Is there anything wrong with Iraqis? Or the occupation? No — democratization, we've learned, is a wonderful but bittersweet thing, Iraq's made no easier by its terror-culture neighbors. In Tokyo, Douglas MacArthur could always rely on the Japanese public to support his most sweeping reforms when conservatives in the Diet refused to budge. But the Supreme Commander of Allied Powers was running an occupation, after all, and it was not easy or quick or especially appreciated by the Japanese people, despite their fascination with all things Western. Extremism abounded in those first years as much of the population lived in a want and insecurity like that of Iraq. The last effective day of occupation, April 28, 1952, was ordinary and unspecial; simply the formal end to a state out of which the country had finally grown.

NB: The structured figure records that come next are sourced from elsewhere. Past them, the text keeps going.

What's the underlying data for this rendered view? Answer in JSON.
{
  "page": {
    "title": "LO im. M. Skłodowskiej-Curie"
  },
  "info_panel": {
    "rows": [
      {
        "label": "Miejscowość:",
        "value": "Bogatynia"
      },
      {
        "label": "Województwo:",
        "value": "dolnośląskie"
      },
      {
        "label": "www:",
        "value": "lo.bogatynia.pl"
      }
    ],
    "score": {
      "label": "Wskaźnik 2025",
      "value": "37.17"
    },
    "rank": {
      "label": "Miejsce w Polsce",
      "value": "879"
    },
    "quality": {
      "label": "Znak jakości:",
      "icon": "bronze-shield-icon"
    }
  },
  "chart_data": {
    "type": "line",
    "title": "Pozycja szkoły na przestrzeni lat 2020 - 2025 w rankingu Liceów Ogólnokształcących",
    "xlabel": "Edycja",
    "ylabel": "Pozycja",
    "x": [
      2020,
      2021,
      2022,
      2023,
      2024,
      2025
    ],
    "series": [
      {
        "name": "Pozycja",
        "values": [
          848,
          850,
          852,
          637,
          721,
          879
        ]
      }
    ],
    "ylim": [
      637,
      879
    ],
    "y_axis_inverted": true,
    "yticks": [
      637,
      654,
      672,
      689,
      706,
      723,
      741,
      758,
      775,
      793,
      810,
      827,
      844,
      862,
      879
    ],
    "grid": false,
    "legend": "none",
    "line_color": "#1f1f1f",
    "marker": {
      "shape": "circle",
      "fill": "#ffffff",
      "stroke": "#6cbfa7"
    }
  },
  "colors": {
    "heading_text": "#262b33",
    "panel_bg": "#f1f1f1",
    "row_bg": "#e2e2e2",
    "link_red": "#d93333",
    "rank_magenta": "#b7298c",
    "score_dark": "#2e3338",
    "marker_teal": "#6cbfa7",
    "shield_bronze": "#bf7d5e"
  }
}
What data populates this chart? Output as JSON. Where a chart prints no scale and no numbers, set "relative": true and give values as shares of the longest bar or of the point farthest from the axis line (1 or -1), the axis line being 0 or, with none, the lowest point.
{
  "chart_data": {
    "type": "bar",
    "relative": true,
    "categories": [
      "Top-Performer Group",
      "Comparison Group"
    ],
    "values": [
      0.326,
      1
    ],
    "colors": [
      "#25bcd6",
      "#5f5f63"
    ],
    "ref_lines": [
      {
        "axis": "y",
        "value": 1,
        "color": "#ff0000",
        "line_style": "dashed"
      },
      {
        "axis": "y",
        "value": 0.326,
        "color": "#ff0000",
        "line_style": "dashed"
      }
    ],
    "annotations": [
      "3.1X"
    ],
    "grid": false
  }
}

One year ago I wrote about parallels between the two American occupations, and where the limits of our influence cross with a real responsibility for Iraqis to use pride, humility, trust and autonomy, each at the right moments. It's no small task, and as Wretchard warned yesterday there will be no CPA to blame. Here is part of what I wrote:

[T]he troubles of post-war Japan must not be taken lightly: suffering and confusion of the Iraq people will be at once unique in its aesthetics (the evil of regionally cultural anarchists and terrorists) and universal in its effect (potential [paralysis]). The country will most likely remain dangerously uncertain of its course and worth for some time. But, second, and more encouraging, is the record of Japan's transcendence. While all nations walk in their own Valley of the Shadow of Death, every one is capable of defeating their worst imperfections.

The Allies will be a source of endless logistics and guidance, if only those resources can be utilized by Iraqis. To this, all that is needed is patience and perseverance and faith.


President Bush has said many times that Iraqis have "a friend in America." Unless domestic politics shift to the party and classes of representation that feel no great urge to fight terror and dictatorship, to talk about freedom but whine when it doesn't come gift-wrapped, that friendship will remain strong; the "logistics and guidance" will continue no matter how poorly we are initially or ultimately received, or if our intentions are misunderstood. Friendship stands even when buffeted, lousy poll or not. There is more to all of this than brownouts and lurking terror. The Kurds can and should encourage their reluctant Arab countrymen of that.